Wenn alles wie gehofft funktioniert, werden die Sensoren riesige Datenmengen produzieren, die gesichert via ISS zur Erde übertragen werden sollen. Nicht jeder wird die Signale einfach mitlesen und vielleicht missbrauchen können.
Dass auch die Medizin von dem Projekt profitieren kann, soll Wikelskis eigene Forschung zeigen. Der Biologe will in Afrika Flughunde mit Sendern ausstatten, die in riesigen Schwärmen über den Kontinent ziehen. Die Tiere übertragen zwar nach Meinung vieler Forscher nicht das Ebola-Virus, kommen aber mit dem Erreger in Kontakt und tragen Antikörper. Im Falle einer Ebola-Epidemie könnte man, so die Hoffnung, anhand der Wanderungsbewegungen der Fledertiere ermitteln, wo der jeweilige Erreger herstammt - und so die bislang unbekannten Ebola-Reservoire aufspüren.

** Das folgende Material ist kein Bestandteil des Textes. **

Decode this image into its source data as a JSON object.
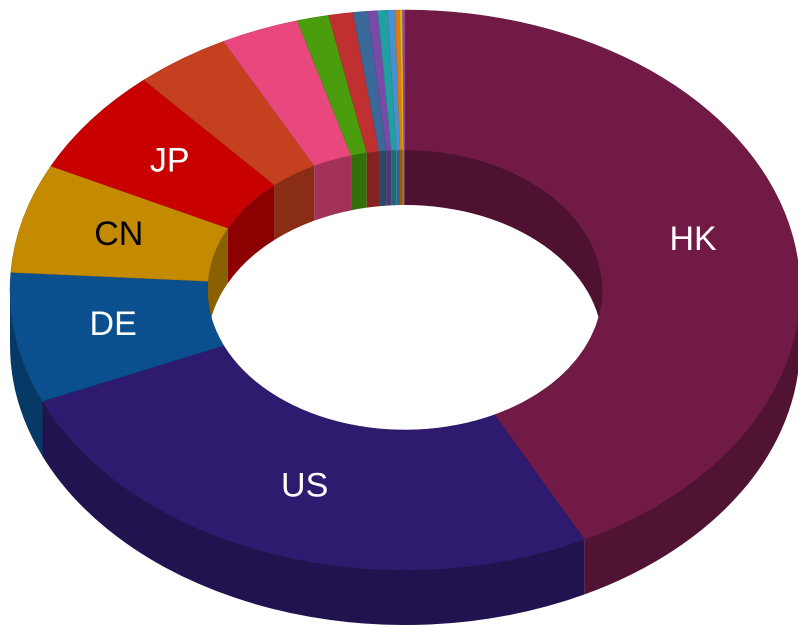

Forscher weltweit interessieren sich für die Möglichkeiten, die Icarus bietet. "Wir haben Tausende Anfragen", sagt Müller. "Aber zunächst haben deutsche und russische Projekte Priorität." Welche Vorhaben letztlich zum Zug kommen, darüber soll ein international besetztes Ethik-Komitee entscheiden, das derzeit aufgebaut wird. Die Komission soll auch sicher stellen, dass Icarus-Sender nur an vertrauenswürdige Interessenten ausgegeben werden. Denn man könnte das System auch leicht benutzen, um Menschen auzuspionieren.